Using OTP auth in Apache
From FreeAuth Wiki
Contents |
[edit] One Time Passwords with Apache
TODO: This page and attached code needs to be updated to utilise the FreeAuth method, rather then the old mOTP method.
See OTP Implementation for further details.
[edit] Installing the apache module
Go here and grab the latest for the version of apache you are running.
wget http://www.unixpapa.com/software/mod_auth_external-x.y.z.tar.gz
tar xzvf mod_auth_external-x.y.z.tar.gz
In debian based systems you need to make sure apache-dev (or apache2-dev) is installed.
apt-get install apache-dev
Then:
apxs -c mod_auth_external.c
apxs -i -a mod_auth_external.so
This will build and install the module, and add the load line to httpd.conf.
[edit] Apache Configuration
The usual ways to provide http authentication apply, you can configure .htaccess or in the main apache configuration, I'll only deal with the latter in this document.
In /etc/apache/httpd.conf below any module load lines put something like the following:
AddExternalAuth archive_auth /usr/bin/MOTP.php
SetExternalAuthMethod archive_auth pipe
<Directory /path/to/files/to/protect>
AuthName "phpMyAdmin"
AuthType Basic
AuthExternal archive_auth
require valid-user
Satisfy all
</Directory>
[edit] House keeping
You will also need to make some directories to store cookies and login attempts.

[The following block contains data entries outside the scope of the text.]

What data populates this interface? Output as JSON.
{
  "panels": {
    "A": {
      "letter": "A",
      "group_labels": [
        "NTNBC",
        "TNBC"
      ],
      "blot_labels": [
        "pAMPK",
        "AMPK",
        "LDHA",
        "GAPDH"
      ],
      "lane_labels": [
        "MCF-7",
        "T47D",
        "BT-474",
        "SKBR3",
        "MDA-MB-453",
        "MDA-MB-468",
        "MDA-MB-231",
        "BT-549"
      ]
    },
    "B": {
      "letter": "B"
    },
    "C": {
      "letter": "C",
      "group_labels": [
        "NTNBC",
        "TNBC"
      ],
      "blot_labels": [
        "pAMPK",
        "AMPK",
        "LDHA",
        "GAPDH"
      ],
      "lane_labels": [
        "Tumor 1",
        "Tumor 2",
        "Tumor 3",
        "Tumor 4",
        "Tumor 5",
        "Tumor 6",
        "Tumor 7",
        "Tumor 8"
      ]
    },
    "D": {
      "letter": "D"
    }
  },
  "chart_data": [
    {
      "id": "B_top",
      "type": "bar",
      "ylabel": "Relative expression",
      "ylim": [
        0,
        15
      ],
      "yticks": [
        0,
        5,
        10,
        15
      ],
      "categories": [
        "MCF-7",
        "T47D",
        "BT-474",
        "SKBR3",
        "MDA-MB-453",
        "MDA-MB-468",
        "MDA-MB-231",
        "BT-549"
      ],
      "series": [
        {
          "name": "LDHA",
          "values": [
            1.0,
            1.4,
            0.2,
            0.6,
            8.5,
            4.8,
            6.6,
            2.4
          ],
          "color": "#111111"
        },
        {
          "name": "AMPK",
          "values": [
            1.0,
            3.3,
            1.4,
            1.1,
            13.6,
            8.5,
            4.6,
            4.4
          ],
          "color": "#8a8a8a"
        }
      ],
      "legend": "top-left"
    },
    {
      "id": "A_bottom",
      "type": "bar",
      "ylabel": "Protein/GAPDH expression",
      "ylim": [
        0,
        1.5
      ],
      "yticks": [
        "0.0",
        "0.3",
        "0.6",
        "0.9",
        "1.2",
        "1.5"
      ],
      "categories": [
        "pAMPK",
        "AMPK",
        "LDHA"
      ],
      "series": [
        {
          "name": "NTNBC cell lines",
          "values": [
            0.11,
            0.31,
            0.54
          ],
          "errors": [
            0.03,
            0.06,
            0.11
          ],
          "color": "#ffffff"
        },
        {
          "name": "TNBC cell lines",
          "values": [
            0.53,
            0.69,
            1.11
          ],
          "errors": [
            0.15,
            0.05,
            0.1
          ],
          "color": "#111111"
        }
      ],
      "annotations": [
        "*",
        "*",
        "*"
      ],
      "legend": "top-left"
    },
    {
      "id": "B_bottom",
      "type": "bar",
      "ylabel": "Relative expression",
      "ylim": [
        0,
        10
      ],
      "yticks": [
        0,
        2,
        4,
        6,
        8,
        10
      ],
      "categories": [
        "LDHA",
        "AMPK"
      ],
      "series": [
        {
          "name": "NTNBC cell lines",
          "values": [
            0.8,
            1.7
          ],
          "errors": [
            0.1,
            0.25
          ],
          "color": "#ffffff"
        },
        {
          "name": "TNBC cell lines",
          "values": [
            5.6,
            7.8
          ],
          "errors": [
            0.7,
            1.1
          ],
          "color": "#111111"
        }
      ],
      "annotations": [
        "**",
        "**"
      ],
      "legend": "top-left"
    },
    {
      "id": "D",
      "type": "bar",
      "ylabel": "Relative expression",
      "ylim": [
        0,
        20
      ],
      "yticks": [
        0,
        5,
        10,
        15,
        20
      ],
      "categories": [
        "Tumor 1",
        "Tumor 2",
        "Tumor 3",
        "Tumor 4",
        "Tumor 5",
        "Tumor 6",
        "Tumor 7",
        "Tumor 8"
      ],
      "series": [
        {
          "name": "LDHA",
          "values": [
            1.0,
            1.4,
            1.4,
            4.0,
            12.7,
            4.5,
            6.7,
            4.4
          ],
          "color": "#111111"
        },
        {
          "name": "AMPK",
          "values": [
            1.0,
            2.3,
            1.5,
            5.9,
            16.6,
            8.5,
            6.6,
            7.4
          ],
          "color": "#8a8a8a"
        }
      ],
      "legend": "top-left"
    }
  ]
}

mkdir -p /var/motp/cookies
mkdir -p /var/motp/cache
mkdir -p /var/motp/users
You also need to download a copy of the OTP script...
http://www.freeauth.org/images/MOTP.txt
I saved it as /usr/bin/MOTP.php, you also need to make it executable:
chmod 755 /usr/bin/MOTP.php
and that's pretty much it, make sure you restart apache etc.